A Source of CO2 That Might Surprise You

That babbling brook out back has been holding out on you

A satellite view of the Mississippi River shows a mosaic of riverbank land-use patterns.

Rivers and streams in the United States are releasing a lot more CO2 into the atmosphere than scientists previously thought, according to a new study by scientists at Yale. In fact, American waterways are discharging the gas into the atmosphere at a rate of 100 million metric tons per year, an amount equal to a car burning 40 billion gallons of gas, researchers say.

The study, conducted by David Butman and Peter Raymond of the Yale School of Forestry and Environmental Studies, looked at water chemistry data from more than 4,000 rivers and streams. The authors say identifying this significant source of CO2 could change the way scientists model the movement of carbon through ecosystems and the atmosphere.

“These rivers breathe a lot of carbon,” said Butman in a press release from the National Science Foundation, one of the study’s funders. “They are a source of carbon dioxide, just like we breathe out carbon dioxide and like smokestacks emit carbon dioxide.”

The study is published in the current issue of Nature Geoscience.

A Source of CO2 That Might Surprise You 2 February,2018Gretchen Weber

3 thoughts on “A Source of CO2 That Might Surprise You”

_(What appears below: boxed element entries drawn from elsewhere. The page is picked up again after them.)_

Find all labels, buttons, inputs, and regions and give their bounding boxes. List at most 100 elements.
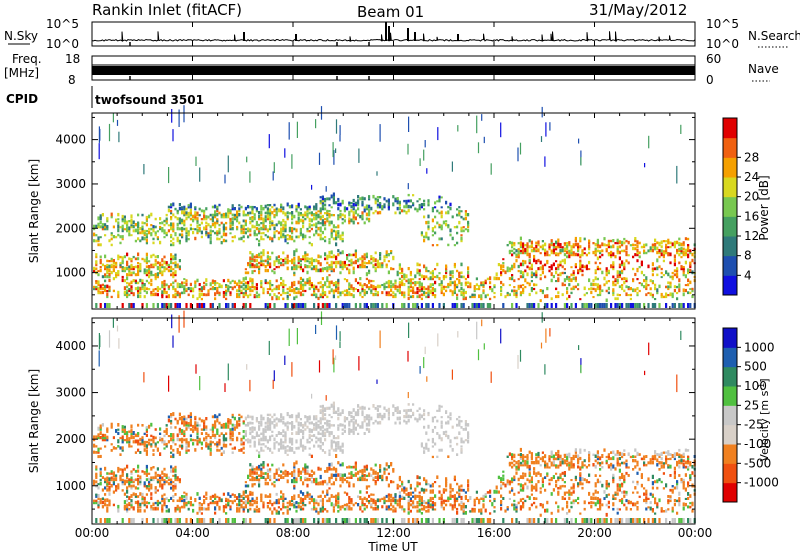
velocity-cell [205,442,207,446]
velocity-cell [383,497,385,501]
power-cell [319,153,320,165]
power-cell [295,296,297,299]
power-cell [339,216,341,218]
velocity-cell [346,417,348,420]
power-cell [553,263,555,267]
power-cell [685,274,687,278]
power-cell [295,208,297,210]
velocity-cell [168,499,170,502]
velocity-cell [300,476,302,479]
power-cell [636,278,638,280]
power-cell [432,272,434,274]
power-cell [632,256,634,259]
velocity-cell [328,452,330,456]
power-cell [337,214,339,216]
power-cell [289,286,291,290]
power-cell [331,206,333,208]
power-cell [421,275,423,279]
velocity-cell [97,501,99,504]
power-cell [249,217,251,221]
velocity-cell [106,498,108,502]
velocity-cell [229,508,231,510]
power-cell [126,226,128,230]
velocity-cell [276,499,278,502]
velocity-cell [333,441,335,444]
velocity-cell [247,475,249,477]
power-cell [434,294,436,296]
power-cell [245,207,247,211]
velocity-cell [214,443,216,446]
power-cell [102,275,104,278]
velocity-cell [291,479,293,483]
power-cell [159,262,161,264]
velocity-cell [302,481,304,485]
velocity-cell [350,419,352,422]
velocity-cell [309,501,311,504]
velocity-cell [342,443,344,446]
power-cell [685,289,687,292]
velocity-cell [199,418,201,421]
velocity-cell [287,471,289,475]
power-cell [313,259,315,262]
velocity-cell [278,474,280,477]
power-cell [179,259,181,262]
velocity-cell [166,510,168,513]
power-cell [559,246,561,248]
power-cell [685,284,687,286]
power-cell [170,256,172,258]
power-cell [100,225,102,228]
power-cell [531,241,533,245]
velocity-cell [163,479,165,481]
power-cell [284,239,286,243]
velocity-cell [113,481,115,483]
nsearch-label: N.Search [748,29,800,43]
velocity-cell [295,431,297,435]
velocity-cell [403,497,405,500]
velocity-cell [192,429,194,433]
power-cell [256,283,258,286]
power-cell [644,163,645,167]
power-cell [128,294,130,296]
power-cell [379,196,381,198]
power-cell [282,289,284,293]
velocity-cell [273,438,275,442]
power-cell [480,303,482,308]
power-cell [672,276,674,279]
velocity-cell [298,427,300,431]
power-cell [254,256,256,259]
power-cell [687,254,689,257]
power-cell [553,275,555,278]
power-cell [449,277,451,280]
power-cell [126,282,128,284]
power-cell [333,261,335,264]
velocity-cell [249,416,251,419]
power-cell [273,227,275,231]
power-cell [108,286,110,289]
velocity-cell [298,468,300,471]
velocity-cell [298,502,300,504]
power-cell [355,278,357,282]
power-cell [452,215,454,218]
power-cell [566,244,568,248]
power-cell [438,238,440,241]
power-cell [188,287,190,290]
power-cell [573,251,575,254]
velocity-cell [256,435,258,437]
power-cell [513,252,515,255]
power-cell [401,268,403,270]
velocity-cell [251,416,253,419]
velocity-cell [254,483,256,485]
power-cell [487,278,489,280]
power-cell [650,292,652,296]
power-cell [100,259,102,262]
power-cell [117,218,119,220]
power-cell [190,209,192,213]
velocity-cell [320,433,322,435]
power-cell [434,288,436,292]
power-cell [410,278,412,282]
power-cell [256,295,258,298]
power-cell [229,286,231,288]
velocity-cell [225,498,227,500]
power-cell [311,218,313,222]
power-cell [157,293,159,296]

  1. Gretchen, how about updating this blogpost to address 2 more points:
    1) Comparison of emissions as % of overall auto gas consumption, and 2) implications of this research (readers will form a view of its implications whether or not you address them; so you might as well help readers form an accurate view).

    > an amount equal to a car burning 40 billion gallons of gas

    See “Why They Are Called Numbers” –
    http://init.planet3.org/2011/10/07/why-they-are-called-numbers/
    (in gee-whiz fashion they numb, providing about as much helpful info as one of those text cloud images.)

    from wikianswers, How much gasoline is burned in the United Sates each year?
    Answer: 140 billion gallons in 2004, and it was growing.
    (so yes, the natural waterway emissions are a substantial % of this)

    Next point to make:
    Comparing natural to human emissions isn’t really relevant – natural emissions overall do dwarf human ones, we know that, but the former were in balance, the latter are what’s filling the atmospheric CO2 “bathtub”. See SkepticalScience argument #29 ( skepticalscience.com/fixednum.php )

    The press release also raises a disturbing prospect, that increased waterway co2 emissions could be a feedback of further human-caused warming:
    “The paper…also indicates that as the climate heats up there will be more rain and snow, and that an increase in precipitation will result in even more terrestrial carbon flowing into rivers and streams and being released into the atmosphere.”

  2. Gretchen, What surprised me is the shallowness of your article. Your piece left me with more questions and little useful information. What is the process for this carbon conversion to CO2 in rivers and streams? How does this 100 million metric tons per year compare as a percentage to the other know CO2 sources in the US? In order to provide “… in-depth coverage of climate-related science and policy issues….” you really need to go beyond the press release.

    1. Hi Anna and Roger,
      Thanks for you comments and for furthering the discussion here. Unfortunately, we don’t always have the resources to explore every topic as deeply and some might like. Sometimes, we post things to the Climate Watch blog that come across our desks that we think are interesting, and we want to alert our readers so they can take a look for themselves and explore should they choose. This is one of those instances.
      Thanks for raising some great questions.